Живой классик современной русской прозы, Андрей Битов предпринял писательский жест, дозволенный только классику: после изданных им за литературную жизнь полусотни книг собрал и выпустил свою «первую книгу». Это значит, что он извлек из корзины и составил в сборник самые ранние вещи, ученические рассказы, не публиковавшиеся и не предназначавшиеся, явив, таким образом, нулевую страницу своего творчества (то, что было до «Большого шара» и «Аптекарского острова», с которых для нас начинается Битов). Заодно в той же книжечке он представил начала собственной текстологии (черновой вариант известного рассказа «Бездельник») и кое-какие материалы к собственной биографии, тем самым выступив в некотором роде в роли собственного исследователя. Получилось в результате нечто тщательно оформленное и весьма изысканное, новое произведение автора из очень старых вещей, нечто, к чему подходит эффектное нынешнее понятие артефакта. Классики по этому случаю, в самом деле, вспоминаются — но скорее все же по контрасту. Они обычно оставляли будущим исследователям собирать их юношеские опыты, а если и торопились незрелым выступлением, то, спохватившись, бывало, старались изгладить его следы из истории литературы. Гоголь сжег тираж «Ганца Кюхельгартена», прочитавши рецензию Н. Полевого, поигравшего на малороссийском словечке «заплата» (в значении — «плата», «расплата») в тексте несчастного произведения: «Заплатою таких стихов должно бы быть сбережение оных под спудом». Гоголь принял этот приговор — однако ведь как сейчас мы рады, что он не сумел привести его в исполнение до конца. Мы рады, что имеем «Ганца» как нулевое произведение Гоголя, так интересно для нас уточняющее перспективу его пути.
Скажем то же и о «первой книге автора» Андрея Битова, потому что именно концы с концами его сорокалетнего уже пути она помогает связывать. Автору наших дней как-то больше приходится самому об этом заботиться, становиться организатором и конструктором образа собственного пути, — но таков уж авторский крест усиленной самоосознанности и самооформленности, какой отличает автора Битова. Также и особенное внимание к классикам (тем, настоящим, прежним) и писательская как бы оглядка на них отличают автора. Но тут все слишком другое — и самый характер авторства, и «художественность». И, не спуская с классиков глаз, автор так комментирует свое раннее творчество: «Но ТА художественность была результатом совсем другой внутренней жизни». Вот документом совсем другой, чем та «совсем другая», внутренней жизни и предстают нам пробные опыты, собранные в «первой книге автора».

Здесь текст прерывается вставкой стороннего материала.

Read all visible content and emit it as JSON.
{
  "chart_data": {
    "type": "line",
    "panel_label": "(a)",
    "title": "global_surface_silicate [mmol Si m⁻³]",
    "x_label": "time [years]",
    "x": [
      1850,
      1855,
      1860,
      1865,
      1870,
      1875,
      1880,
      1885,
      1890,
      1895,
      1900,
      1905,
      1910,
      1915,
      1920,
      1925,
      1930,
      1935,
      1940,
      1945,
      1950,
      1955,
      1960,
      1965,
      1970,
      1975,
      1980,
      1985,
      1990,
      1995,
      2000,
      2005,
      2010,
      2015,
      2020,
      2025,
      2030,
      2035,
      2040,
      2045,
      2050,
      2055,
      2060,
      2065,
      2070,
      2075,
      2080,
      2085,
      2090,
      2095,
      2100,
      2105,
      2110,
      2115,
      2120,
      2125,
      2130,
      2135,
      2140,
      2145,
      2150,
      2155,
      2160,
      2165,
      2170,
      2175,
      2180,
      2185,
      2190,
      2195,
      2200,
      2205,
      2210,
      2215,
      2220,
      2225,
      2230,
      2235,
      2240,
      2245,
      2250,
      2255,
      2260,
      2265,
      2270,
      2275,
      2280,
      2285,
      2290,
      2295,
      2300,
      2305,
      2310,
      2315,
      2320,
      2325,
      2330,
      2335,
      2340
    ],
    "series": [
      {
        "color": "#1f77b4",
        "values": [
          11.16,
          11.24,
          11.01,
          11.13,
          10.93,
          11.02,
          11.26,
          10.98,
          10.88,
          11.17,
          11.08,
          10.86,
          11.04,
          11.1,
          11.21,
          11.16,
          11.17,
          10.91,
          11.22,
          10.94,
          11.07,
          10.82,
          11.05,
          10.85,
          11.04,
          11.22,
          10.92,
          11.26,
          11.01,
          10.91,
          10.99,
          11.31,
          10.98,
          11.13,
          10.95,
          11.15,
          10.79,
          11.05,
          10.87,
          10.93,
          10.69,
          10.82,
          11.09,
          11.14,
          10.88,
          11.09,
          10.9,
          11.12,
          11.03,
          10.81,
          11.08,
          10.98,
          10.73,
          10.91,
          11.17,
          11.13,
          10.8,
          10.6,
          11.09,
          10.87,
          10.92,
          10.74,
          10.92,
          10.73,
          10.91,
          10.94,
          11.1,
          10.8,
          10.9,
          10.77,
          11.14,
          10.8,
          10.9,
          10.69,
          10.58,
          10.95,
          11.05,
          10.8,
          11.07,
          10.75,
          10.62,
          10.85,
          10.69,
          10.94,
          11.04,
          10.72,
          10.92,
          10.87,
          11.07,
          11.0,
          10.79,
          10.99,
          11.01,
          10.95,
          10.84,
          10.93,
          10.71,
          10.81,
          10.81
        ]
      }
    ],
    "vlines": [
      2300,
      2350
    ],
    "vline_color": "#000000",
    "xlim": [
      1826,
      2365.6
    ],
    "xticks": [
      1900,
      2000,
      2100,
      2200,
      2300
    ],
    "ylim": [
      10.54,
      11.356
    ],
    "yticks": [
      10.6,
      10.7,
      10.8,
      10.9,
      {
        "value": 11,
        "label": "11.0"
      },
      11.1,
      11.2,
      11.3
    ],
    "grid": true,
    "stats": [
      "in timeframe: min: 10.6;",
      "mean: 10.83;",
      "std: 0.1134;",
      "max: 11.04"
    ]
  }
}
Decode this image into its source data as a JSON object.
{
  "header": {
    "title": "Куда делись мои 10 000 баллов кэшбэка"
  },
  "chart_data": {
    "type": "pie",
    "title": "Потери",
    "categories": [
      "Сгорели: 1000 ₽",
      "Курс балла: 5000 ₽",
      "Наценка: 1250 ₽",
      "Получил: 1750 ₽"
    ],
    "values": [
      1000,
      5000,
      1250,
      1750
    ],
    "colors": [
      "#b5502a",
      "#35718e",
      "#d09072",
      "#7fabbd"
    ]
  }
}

В самом деле — документ: исторический документ нашей «внутренней жизни» конца 50-х годов. Главное чувство — бессвязности видимого, описываемого, происходящего. Только что совершился обрыв исторического времени (1953, 1956), и мы оказались голые люди на голой земле. Такие и возникают в этих рассказах-миниатюрах. «Люди, которые…» — так называется этот самый первый битовский цикл. Люди по преимуществу безымянные, их броуново движение под механически цепким взглядом рассказчика, как бы точечная поэтика. И — чрезмерная, форсированная краткость. Вряд ли она только оттого, что — по объяснению автора в предисловии — «божественно краток» был кумир его тех лет Виктор Голявкин (хороший писатель, но целиком оставшийся в той эпохе). Нет, просто короткое дыхание у автора в этих мини-рассказах. Зато они писались с легкостью сотнями (в сборнике только часть, сообщает автор), он ходил по свету, как по рассказам. «С тех пор я пишу длиннее, предав забвению ранние опыты» (как и советовал Гоголю Полевой; однако ведь вот не совсем, оказалось, предав забвению). «Длиннее» в опыте автора было качеством, а не количеством. «Длиннее» прямо отвечало исканию связности. Писательское дыхание становилось «длиннее». «Длиннее» вначале до полнометражных рассказов и даже повестей, а после и до романа о том же времени, о котором здесь же, в романе, сказано: «Действительность не содержала в себе места для романа». Оказалось — содержала, но прошло десятилетие, чтобы оказалось.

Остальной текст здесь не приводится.